A small army of workers set to work yesterday to replace the estimated 200,000 square metres of windows shattered by the shock wave from a meteor that exploded over Russia's Chelyabinsk region last Friday.
The astonishing Friday morning event blew out windows in more than 4,000 buildings in the region, mostly in the capital city of the same name and injured some 1,200 people, largely with cuts from the flying glass.
Forty of the injured remained hospitalised yesterday, two of them in serious condition.

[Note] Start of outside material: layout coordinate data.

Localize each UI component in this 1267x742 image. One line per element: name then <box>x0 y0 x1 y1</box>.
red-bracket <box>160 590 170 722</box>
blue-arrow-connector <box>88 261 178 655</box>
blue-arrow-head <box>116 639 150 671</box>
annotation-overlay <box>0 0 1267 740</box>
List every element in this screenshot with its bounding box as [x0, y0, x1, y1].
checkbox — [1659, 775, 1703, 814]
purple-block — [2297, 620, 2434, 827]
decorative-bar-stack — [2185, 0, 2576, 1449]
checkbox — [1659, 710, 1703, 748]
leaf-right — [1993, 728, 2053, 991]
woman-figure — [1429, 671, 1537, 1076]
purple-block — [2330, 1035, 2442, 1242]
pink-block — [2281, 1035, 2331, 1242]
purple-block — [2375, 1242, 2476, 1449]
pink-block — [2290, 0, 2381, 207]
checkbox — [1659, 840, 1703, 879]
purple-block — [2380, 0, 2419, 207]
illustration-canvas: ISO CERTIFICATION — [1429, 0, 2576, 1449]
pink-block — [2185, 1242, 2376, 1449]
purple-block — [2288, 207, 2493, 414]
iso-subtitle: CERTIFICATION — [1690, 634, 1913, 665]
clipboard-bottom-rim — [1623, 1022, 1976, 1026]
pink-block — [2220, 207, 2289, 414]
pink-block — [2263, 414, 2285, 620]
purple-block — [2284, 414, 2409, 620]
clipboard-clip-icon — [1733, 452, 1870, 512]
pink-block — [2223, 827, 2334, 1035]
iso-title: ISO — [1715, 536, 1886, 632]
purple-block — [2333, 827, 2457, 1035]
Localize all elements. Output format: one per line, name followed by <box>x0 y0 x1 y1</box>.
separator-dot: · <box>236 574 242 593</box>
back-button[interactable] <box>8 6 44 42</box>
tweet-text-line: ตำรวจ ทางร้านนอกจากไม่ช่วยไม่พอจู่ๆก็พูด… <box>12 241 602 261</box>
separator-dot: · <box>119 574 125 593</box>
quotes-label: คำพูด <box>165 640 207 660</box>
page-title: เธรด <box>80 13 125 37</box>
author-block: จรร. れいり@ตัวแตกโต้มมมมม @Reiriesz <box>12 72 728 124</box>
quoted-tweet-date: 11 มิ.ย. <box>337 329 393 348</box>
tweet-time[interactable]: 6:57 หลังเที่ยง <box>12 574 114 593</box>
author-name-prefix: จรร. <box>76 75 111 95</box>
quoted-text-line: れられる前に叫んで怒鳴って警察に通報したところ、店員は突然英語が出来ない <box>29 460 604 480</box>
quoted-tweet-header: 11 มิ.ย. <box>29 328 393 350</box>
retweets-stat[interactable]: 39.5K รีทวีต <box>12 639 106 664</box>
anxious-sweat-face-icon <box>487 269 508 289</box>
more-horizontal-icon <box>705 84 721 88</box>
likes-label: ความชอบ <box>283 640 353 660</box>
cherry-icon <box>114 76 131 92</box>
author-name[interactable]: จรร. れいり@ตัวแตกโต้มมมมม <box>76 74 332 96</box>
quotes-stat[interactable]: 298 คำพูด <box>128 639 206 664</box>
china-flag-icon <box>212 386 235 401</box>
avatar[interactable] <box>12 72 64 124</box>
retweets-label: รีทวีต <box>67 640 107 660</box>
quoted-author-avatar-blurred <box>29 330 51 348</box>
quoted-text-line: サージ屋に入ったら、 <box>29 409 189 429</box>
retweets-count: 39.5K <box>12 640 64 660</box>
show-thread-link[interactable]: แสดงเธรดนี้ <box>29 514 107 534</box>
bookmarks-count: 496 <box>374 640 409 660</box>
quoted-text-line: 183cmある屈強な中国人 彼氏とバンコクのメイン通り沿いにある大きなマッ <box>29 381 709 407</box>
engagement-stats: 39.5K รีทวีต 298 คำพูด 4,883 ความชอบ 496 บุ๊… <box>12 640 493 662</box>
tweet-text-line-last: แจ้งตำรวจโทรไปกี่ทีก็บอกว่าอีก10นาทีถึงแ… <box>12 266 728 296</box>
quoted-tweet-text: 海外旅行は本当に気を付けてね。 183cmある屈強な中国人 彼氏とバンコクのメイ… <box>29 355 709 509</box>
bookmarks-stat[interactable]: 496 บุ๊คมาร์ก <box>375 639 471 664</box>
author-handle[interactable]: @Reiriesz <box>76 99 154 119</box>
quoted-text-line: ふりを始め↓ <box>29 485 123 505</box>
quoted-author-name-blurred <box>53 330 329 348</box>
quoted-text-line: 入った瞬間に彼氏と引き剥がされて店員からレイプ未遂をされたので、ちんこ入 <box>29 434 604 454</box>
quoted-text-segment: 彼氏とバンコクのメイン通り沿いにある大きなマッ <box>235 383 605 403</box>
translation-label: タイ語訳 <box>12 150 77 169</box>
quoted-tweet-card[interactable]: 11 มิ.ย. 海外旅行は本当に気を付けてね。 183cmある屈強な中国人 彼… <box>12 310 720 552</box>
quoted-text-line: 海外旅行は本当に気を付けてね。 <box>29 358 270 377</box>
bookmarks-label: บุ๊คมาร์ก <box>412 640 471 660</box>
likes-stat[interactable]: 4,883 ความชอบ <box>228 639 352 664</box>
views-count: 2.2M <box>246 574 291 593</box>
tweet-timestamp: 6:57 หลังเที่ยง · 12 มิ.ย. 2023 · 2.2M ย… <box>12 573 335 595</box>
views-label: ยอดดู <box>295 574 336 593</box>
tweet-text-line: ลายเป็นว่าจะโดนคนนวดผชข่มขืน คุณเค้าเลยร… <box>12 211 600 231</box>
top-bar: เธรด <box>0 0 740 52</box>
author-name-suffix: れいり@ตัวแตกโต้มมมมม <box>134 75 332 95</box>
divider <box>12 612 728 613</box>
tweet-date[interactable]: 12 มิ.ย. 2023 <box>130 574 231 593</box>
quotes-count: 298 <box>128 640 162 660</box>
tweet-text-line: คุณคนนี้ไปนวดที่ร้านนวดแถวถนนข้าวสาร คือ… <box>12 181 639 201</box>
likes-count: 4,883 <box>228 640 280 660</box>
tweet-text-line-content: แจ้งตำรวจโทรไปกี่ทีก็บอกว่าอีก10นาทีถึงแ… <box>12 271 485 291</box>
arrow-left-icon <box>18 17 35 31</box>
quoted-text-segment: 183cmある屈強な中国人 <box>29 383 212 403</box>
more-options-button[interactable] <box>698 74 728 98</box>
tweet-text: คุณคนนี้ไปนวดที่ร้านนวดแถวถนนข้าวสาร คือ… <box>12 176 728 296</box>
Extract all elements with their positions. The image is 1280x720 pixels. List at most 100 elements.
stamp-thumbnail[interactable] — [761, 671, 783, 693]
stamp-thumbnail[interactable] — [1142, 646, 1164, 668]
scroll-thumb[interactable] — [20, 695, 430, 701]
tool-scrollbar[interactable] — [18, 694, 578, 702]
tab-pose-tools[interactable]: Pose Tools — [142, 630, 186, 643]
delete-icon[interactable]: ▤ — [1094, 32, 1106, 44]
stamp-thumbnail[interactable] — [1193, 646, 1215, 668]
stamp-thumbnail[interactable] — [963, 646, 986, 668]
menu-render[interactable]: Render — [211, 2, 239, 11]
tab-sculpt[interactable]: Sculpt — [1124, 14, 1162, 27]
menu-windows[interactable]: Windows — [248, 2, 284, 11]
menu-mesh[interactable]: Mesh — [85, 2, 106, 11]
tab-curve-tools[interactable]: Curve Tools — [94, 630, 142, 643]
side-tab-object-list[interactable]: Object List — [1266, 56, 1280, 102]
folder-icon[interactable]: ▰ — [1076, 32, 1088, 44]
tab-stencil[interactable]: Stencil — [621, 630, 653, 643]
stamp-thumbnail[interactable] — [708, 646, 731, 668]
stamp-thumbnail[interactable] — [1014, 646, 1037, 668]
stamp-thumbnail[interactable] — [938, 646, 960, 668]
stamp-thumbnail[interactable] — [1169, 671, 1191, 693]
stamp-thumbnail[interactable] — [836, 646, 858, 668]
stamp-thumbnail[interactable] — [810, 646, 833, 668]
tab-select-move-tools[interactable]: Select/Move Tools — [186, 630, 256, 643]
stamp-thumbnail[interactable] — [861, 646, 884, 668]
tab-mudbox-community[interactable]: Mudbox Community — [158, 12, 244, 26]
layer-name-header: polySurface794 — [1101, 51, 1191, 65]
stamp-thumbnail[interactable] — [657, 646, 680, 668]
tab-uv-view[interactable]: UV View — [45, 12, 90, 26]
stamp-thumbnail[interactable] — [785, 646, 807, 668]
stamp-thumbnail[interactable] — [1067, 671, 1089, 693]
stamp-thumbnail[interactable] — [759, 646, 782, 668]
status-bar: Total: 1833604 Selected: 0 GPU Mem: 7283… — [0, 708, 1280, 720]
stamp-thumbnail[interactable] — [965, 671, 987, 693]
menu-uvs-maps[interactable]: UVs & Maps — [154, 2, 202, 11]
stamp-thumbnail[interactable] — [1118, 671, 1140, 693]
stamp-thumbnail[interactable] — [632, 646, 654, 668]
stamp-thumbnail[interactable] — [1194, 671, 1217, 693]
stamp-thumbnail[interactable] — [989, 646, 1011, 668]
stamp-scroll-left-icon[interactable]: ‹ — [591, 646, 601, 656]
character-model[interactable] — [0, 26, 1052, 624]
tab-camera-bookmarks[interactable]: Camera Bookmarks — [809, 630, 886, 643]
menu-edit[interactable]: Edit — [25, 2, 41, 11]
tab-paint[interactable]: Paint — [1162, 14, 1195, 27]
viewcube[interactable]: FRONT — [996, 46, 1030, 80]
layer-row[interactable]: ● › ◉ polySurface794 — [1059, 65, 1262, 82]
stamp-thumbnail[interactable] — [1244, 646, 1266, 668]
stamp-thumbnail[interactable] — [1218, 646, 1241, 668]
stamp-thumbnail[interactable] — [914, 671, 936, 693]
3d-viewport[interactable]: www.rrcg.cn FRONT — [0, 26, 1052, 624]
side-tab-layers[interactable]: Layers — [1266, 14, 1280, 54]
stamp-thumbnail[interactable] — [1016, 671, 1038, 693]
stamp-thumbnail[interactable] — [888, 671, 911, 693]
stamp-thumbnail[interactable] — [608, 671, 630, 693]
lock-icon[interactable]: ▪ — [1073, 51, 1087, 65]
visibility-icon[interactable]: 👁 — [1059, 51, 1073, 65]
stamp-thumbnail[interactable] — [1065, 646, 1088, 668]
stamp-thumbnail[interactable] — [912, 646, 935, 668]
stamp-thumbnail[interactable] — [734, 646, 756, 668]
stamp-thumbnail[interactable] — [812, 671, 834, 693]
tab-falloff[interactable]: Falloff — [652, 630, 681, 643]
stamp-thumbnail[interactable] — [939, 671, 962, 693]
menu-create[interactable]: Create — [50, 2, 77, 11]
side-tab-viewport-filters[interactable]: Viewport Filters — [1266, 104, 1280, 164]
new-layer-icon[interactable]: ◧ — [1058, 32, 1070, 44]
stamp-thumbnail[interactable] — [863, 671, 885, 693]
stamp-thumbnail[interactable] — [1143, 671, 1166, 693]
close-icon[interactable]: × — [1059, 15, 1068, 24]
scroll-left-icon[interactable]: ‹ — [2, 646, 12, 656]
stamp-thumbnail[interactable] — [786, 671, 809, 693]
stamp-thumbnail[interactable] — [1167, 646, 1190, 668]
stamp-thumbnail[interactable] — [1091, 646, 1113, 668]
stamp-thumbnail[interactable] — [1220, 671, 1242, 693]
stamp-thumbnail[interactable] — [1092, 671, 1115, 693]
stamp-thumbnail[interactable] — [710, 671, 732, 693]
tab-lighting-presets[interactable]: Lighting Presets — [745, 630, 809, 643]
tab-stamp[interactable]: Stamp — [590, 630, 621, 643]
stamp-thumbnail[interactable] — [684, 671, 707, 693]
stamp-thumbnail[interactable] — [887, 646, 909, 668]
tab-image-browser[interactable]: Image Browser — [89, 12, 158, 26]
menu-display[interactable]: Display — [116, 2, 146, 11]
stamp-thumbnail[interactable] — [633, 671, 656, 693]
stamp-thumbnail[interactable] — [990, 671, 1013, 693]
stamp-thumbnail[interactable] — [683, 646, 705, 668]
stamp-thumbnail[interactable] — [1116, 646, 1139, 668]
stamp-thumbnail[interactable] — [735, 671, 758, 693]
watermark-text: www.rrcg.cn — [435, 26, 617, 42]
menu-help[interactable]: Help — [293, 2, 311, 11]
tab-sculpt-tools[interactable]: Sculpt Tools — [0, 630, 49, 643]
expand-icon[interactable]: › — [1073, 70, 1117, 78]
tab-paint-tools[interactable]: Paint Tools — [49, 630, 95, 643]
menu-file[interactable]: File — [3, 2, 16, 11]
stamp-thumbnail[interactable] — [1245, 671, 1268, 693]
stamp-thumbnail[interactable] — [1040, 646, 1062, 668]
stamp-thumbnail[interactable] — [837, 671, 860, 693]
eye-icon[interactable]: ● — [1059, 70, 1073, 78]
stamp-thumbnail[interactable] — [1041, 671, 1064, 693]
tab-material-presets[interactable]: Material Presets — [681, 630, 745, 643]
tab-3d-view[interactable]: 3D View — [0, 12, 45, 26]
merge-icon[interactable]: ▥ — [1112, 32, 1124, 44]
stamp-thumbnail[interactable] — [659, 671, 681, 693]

Power OF 20 Hiroshima bombs
Regional governor Mikhail Yurevich on Saturday said that damage from the high-altitude explosion estimated to have been as powerful as 20 Hiroshima bombs — is estimated at 1 billion rubles (US$33 million). He promised to have all the broken windows replaced within a week.
But that is a long wait in a frigid region. The midday temperature in Chelyabinsk was minus-12C (10F), and for many the immediate task was to put up plastic sheeting and boards on shattered residential windows.
More than 24,000 people, including volunteers, have mobilised in the region to cover windows, gather warm clothes and food and make other relief efforts, the regional governor's office said. Crews from glass companies in adjacent regions were being flown in.
In the town of Chebarkul, 80 kilometres (50 miles) west of Chelyabinsk city, divers explored the bottom of an ice-crusted lake looking for meteor fragments believed to have fallen there, leaving a six-meter-wide (20-foot-wide) hole.